Sequential Stern-Gerlach experiment Consider the following diagram:

(Sakurai)
In the first lecture of MIT OCW Quantum Physics 1, 2013 (https://www.youtube.com/watch?v=lZ3bPUKo5zc), Allan Adams implies that if we remove the barrier on the Sx- beam, thus allowing the Sx+ beam and Sx- beam to merge together and pass through the next SG measurement setup, the output of that final measurement will be only Sz+ atoms, rather than both Sz+ and Sz-. Why does this happen?

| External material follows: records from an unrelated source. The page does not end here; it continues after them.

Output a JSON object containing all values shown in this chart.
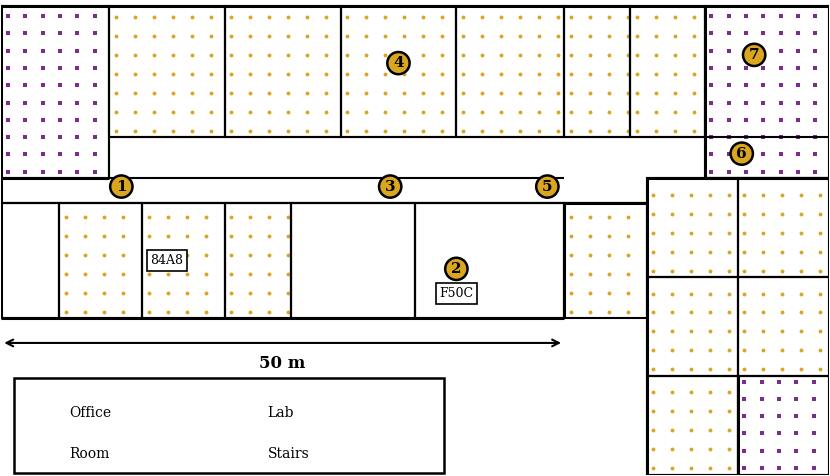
{
  "fig_width": 8.3,
  "fig_height": 4.76,
  "dpi": 100,
  "bg_color": "#ffffff",
  "office_dot_color": "#DAA520",
  "room_dot_color": "#7B2D8B",
  "lab_line_color": "#4472C4",
  "stairs_line_color": "#E05A1A",
  "node_fill_color": "#DAA520",
  "wall_color": "#000000",
  "node_labels": [
    "1",
    "2",
    "3",
    "4",
    "5",
    "6",
    "7"
  ],
  "label_84A8": "84A8",
  "label_F50C": "F50C",
  "scale_text": "50 m",
  "legend_office": "Office",
  "legend_lab": "Lab",
  "legend_room": "Room",
  "legend_stairs": "Stairs",
  "xlim": [
    0,
    100
  ],
  "ylim": [
    0,
    57.5
  ]
}
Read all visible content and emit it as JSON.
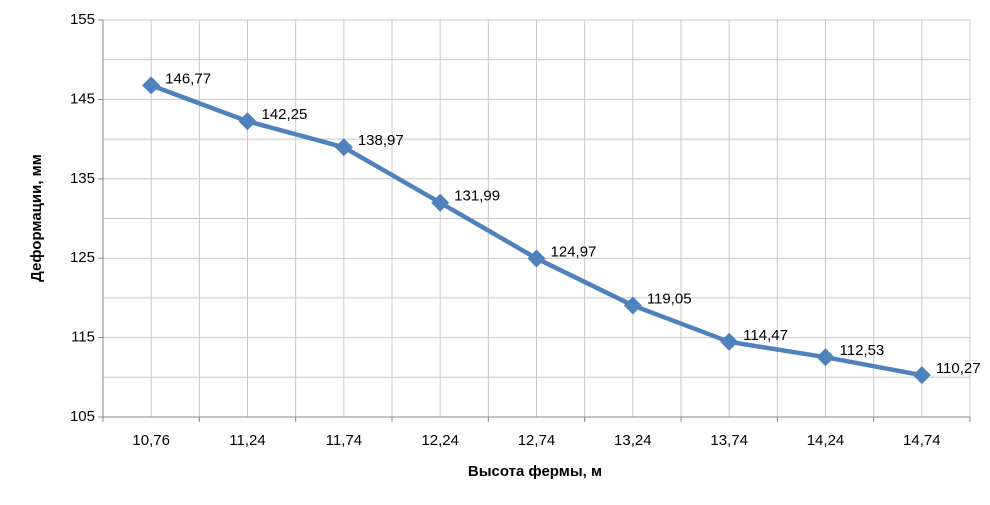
{
  "chart_data": {
    "type": "line",
    "x_label": "Высота фермы, м",
    "y_label": "Деформации, мм",
    "categories": [
      "10,76",
      "11,24",
      "11,74",
      "12,24",
      "12,74",
      "13,24",
      "13,74",
      "14,24",
      "14,74"
    ],
    "series": [
      {
        "name": "Деформации",
        "color": "#4f81bd",
        "values": [
          146.77,
          142.25,
          138.97,
          131.99,
          124.97,
          119.05,
          114.47,
          112.53,
          110.27
        ],
        "value_labels": [
          "146,77",
          "142,25",
          "138,97",
          "131,99",
          "124,97",
          "119,05",
          "114,47",
          "112,53",
          "110,27"
        ]
      }
    ],
    "ylim": [
      105,
      155
    ],
    "yticks": [
      105,
      115,
      125,
      135,
      145,
      155
    ],
    "yminorticks": [
      110,
      120,
      130,
      140,
      150
    ],
    "grid": true
  }
}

Why do the atoms not care about being collapsed into Sx eigenstates in this scenario?
 A: Consider an initial state
$$|1 \rangle = \frac{1}{\sqrt{2}} (|S_z + \rangle + |S_z -\rangle). $$
Now it passes through the first SG experiment, and all down spins are filtered out, so you have a collapsed state
$$|2 \rangle = |S_z + \rangle = \frac{1}{\sqrt{2}} (|S_x + \rangle + |S_x -\rangle). $$
If a measurement is made after the second SG experiment, you again collapse into a state $S_x+$
$$|3 \rangle = \frac{1}{\sqrt{2}} (|S_z +\rangle + |S_z - \rangle) = |1\rangle. $$
However if no measurement is made, and the beams are merged, your system is still described by $|2 \rangle$, so a measurement of $S_z$ will only yield $|S_z +\rangle$.
The key point is that splitting out into the two $S_x$ components and merging again without ever measuring will not collapse the state. Superposition can persist over distance as long as no measurement is made, see e.g. the quantum erasure experiment with spacelike separation for practical examples of this.
For reference, the spin states are related as describe on Wikipedia.